7. Spend less time wondering how much bone density I've lost to my soda pop addiction.

So, that's a decent list going forward. I'm excited and nervous, and can only guess that this workload will only increase my consumption of the toxic phosphoric-fructose soup that is Pepsi. Hopefully by the time my brittle bones shatter they'll have that whole "adamantium skeleton" thing figured out.

Get to it M/I Complex.

Also of interest (to me, and apparently, some very nice British people):

Somehow both Angel Dust Apocalypse and Siren Promised managed to make the final lists (in collection and novel) for this year's British Fantasy Awards (established by Ramsey Campbell). Very nice to be on there with guys like Gaiman, Wolfe, Braunbeck, Joe Hill, etc.

I'm not likely to be a front-runner for either award, but if by some miracle I won something I'd be on the next plane out. I've always wanted to eat the sort of fish and chips that actually cause small heart attacks. My friend Ben from London said I could acquire that there. And I'd like to see Bristol because I'm attracted to wet, grey cities.

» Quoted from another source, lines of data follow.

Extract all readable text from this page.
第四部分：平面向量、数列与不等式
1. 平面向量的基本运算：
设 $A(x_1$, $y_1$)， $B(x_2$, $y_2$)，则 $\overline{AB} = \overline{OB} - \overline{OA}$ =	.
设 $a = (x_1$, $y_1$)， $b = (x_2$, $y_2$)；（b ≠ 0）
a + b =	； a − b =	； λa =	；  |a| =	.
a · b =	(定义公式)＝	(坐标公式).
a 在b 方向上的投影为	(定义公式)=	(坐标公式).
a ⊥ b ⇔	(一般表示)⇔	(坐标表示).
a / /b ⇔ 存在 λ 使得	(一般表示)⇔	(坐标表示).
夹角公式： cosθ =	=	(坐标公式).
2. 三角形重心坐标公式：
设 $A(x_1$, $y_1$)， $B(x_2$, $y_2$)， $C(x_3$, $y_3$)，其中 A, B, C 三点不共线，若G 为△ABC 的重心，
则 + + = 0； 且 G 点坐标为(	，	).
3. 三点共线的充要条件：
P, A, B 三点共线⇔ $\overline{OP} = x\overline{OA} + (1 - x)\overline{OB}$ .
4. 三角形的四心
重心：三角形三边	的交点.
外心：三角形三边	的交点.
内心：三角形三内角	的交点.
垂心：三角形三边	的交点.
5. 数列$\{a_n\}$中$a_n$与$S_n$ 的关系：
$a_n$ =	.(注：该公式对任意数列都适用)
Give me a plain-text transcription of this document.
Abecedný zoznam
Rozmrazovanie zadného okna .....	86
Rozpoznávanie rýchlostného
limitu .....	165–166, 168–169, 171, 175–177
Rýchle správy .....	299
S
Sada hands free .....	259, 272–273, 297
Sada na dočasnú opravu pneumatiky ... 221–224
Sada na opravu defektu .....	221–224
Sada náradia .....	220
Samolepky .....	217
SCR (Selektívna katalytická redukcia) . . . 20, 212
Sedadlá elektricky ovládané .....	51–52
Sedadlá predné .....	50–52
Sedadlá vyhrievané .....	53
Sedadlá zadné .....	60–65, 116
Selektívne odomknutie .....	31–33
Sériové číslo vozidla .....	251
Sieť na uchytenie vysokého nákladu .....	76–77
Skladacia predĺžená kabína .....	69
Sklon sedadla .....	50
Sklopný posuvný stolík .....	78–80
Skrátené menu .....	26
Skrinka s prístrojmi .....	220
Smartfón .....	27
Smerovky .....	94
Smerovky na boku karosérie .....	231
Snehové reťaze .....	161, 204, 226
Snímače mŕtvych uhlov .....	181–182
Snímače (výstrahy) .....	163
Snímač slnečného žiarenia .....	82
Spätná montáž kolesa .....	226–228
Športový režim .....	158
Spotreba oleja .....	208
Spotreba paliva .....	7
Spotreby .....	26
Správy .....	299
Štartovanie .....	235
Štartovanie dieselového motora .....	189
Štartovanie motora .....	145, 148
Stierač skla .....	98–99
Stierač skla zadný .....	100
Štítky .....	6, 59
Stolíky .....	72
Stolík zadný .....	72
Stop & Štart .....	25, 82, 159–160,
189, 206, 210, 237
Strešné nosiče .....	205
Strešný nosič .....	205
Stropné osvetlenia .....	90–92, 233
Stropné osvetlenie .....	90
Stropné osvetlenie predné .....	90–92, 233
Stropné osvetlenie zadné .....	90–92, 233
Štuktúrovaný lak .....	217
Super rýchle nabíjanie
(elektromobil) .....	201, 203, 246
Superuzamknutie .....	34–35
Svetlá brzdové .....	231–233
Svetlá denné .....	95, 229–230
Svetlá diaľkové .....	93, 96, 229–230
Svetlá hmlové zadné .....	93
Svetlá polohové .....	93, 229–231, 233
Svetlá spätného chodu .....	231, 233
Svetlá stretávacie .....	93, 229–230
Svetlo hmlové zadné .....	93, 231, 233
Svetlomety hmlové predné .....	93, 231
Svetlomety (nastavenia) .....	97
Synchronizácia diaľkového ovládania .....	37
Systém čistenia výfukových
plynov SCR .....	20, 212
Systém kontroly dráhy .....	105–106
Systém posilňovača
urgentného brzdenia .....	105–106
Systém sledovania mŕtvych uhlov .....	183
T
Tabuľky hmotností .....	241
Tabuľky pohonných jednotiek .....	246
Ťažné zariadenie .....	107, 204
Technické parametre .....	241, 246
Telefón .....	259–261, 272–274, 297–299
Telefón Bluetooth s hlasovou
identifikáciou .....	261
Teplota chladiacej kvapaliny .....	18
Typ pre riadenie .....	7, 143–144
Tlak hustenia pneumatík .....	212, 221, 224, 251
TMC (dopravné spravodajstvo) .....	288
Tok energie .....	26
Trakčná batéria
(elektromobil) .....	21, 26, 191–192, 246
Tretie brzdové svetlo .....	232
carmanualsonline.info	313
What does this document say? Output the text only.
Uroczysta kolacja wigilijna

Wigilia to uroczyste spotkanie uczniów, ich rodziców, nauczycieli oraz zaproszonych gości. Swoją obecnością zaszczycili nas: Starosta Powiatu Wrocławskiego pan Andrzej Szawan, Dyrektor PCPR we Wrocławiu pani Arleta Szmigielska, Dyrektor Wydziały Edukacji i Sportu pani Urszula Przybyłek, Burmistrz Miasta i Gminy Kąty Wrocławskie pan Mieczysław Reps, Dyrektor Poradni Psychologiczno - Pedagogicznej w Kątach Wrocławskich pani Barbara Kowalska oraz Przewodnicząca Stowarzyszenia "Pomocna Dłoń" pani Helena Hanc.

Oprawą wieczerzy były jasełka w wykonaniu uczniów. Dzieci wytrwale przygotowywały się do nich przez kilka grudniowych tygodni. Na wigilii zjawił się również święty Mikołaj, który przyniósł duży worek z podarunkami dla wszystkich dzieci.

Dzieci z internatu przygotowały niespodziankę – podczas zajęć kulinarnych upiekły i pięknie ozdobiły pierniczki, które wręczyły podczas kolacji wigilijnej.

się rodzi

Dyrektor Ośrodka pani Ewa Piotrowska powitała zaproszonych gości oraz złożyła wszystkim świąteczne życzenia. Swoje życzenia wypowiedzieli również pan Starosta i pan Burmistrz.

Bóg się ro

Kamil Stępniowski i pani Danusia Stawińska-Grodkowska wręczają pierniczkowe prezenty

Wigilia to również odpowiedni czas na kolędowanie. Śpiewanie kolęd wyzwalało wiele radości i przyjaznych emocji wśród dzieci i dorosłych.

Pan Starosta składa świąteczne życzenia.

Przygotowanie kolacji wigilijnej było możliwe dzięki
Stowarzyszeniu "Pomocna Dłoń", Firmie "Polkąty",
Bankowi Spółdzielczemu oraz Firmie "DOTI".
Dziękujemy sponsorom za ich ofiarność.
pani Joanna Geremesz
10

I just kicked out some free signed books (ADA/SP/EJ) in a pack for the "Hurricane Katrina Victims Fashion Charity Event" (my brain keeps transposing it as Hurricane Katrina Fashion Victims which strikes me as a particularly cruel phrase). I'm not sure when this thing hits (the MySpace page is a wee rough on the eyes) but the organizers seem to have their heads on straight (okay, aside from the layout of that MySpace page) and will also be auctioning off some signed stuff from guys like Harry Shannon and Will Clarke. So, when this thing drops it's a good chance for somebody in Alabama to score some cool books, kick out cash for a still needy cause, and add another tax write off item into their filing forms next April.

To those who've noticed my sloth- yes, this post is pretty much a copy of my recent post over at the ChuckPalahniuk.net Cult Discussion for ADA. Like I said, I'm keeping busy. Work smarter, not harder- all that.

In that same vein, here's something excellent that I'm jacking from RN Lee's ever-entertaining blog:

Chris Cunningham's New "Parasite" Video

He retains his god-like status with just under two minutes of full-fledged freakout. This guy, methinks, is special.